Can I feed the innards from Christmas dinner to the flock?

Discussion in 'Feeding & Watering Your Flock' started by country, Dec 24, 2008.

  1. country

    country Songster

    Sep 14, 2008
    Lincoln, CA
    This will probably win "dumb questions of the year" award but here goes anyway.
    I just put the turkey body into the brine bath & the package of insides is sitting in the sink.
    1. Can I feed these to the chickens & turkeys tomorrow or will I be giving them a taste of bird flesh that might invite later cannibalism?
    2. If okay to feed, should they be raw or should I boil them for a while?
    3. Either way, should I chop them up first or throw out as is?
    4. Do I have to worry about them choking on the bones in the neck?
    Okay, all done with the dumb questions. Sorry about the "turkey body" remark, but since I started raising turkeys as pets, holiday turkey dinners just aren't as enjoyable as they used to be. Even though the turkey is store bought, I still have a hard time looking my babies in the eye after eating one of their kind![​IMG]

  2. silkiechicken

    silkiechicken Staff PhD

    All I can say is what I do. I just put out a whole pan of what's left from dinner and let the feral cats and chickens go at it.

    Cooked isn't like raw meat, and we boil our bnes down for soup base. They all pick between the bones and sometimes I find whole pieces of turkey skeleton in the woods that the cats dragged off with.

    Others may disagree, but this is what I do.
  3. Sunny Side Up

    Sunny Side Up Count your many blessings...

    Mar 12, 2008
    Loxahatchee, Florida
    [​IMG] Country, the only dumb questions are the ones you don't ever ask.

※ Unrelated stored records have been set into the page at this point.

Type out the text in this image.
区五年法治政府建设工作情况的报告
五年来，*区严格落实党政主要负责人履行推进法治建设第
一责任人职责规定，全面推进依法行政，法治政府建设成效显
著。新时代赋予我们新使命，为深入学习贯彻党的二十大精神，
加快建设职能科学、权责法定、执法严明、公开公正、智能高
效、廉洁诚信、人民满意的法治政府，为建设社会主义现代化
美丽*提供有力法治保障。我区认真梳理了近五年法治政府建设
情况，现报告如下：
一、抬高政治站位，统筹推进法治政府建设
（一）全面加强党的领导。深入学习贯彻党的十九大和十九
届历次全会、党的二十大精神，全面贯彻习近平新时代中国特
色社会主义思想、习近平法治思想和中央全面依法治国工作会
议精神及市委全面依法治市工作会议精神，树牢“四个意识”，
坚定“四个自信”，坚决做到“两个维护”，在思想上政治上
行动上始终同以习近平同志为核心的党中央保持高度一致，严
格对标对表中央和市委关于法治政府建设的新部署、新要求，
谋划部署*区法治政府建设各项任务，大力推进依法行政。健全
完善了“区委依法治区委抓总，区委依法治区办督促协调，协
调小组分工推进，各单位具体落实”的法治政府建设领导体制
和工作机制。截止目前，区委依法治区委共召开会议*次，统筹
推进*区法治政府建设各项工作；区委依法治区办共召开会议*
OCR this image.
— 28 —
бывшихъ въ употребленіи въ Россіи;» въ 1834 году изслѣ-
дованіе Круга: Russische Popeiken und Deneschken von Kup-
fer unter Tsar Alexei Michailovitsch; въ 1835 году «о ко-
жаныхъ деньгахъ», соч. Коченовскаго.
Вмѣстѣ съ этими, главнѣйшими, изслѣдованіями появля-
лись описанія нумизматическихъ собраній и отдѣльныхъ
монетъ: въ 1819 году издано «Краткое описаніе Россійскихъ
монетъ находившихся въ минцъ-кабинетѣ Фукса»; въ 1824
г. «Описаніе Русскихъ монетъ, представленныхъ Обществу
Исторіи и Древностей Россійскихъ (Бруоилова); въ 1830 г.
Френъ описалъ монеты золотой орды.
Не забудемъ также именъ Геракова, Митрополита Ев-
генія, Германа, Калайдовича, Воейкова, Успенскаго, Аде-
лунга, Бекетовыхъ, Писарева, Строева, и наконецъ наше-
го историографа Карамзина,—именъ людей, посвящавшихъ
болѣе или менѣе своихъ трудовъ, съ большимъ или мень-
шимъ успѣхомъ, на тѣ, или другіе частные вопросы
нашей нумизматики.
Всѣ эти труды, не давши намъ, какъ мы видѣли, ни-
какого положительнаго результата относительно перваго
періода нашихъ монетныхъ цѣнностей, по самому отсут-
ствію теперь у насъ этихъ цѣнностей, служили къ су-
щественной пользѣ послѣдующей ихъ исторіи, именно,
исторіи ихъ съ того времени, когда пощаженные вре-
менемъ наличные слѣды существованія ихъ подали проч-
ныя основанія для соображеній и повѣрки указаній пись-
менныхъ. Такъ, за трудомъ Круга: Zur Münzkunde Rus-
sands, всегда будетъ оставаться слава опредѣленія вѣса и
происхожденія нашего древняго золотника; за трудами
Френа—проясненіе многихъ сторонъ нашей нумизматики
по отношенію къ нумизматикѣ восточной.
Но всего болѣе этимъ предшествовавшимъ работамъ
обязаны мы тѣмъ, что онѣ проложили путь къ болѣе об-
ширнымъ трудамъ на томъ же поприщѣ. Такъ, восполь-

    I don't know about the older colder parts you've found in your store-turkey, but when I process chickens I toss all their organs to the other layers roaming around in the yard. I don't cook nor chop them up, and they get gobbled up quick. I haven't yet tried offering the necks or heads, so I don't know about the bones. I don't think it would give them much trouble. So far none of these layers has tried to butcher their flock mates after tasting chicken meat.

    But I don't know if there is anything in the store-bought turkeys that could be problematic to chickens if they ate it. Don't take my word for it, but wait to see if anyone else who knows more will answer.
  4. flakey chick

    flakey chick Songster

    May 3, 2007
    Definately you would cook it. I would not worry about feeding them cooked poultry EXCEPT with too much added salt (or if it were rotten, etc.) I have no idea if brining would make the innards salty, but that would be my only concern.
  5. country

    country Songster

    Sep 14, 2008
    Lincoln, CA
    After I posted, I read some posts about other uses for the innards, such as soup stock, etc. so I decided to freeze everything until I decided what to do. I'll probably share with Gripper, our Aussie, too. I hadn't thought about giving any to him since I always have him on a diet, but turkey parts shouldn't be too fattening for him. Of course, he'll probably gas us out of the bedroom for the night but at least he'll have a happy holiday! Oh, & FYI, the innards don't get brined, only the body of the turkey goes in the solution so I wasn't worried about too much salt.

    Thank you for the replies.
  6. thechickenchick

    thechickenchick Born city, Living country

    Mar 8, 2008
    Eaton, Colorado
    My birds always get the innards. Sometimes I cook them first, but not always. I also put the turkey carcass out when we are done with it. They pick it clean.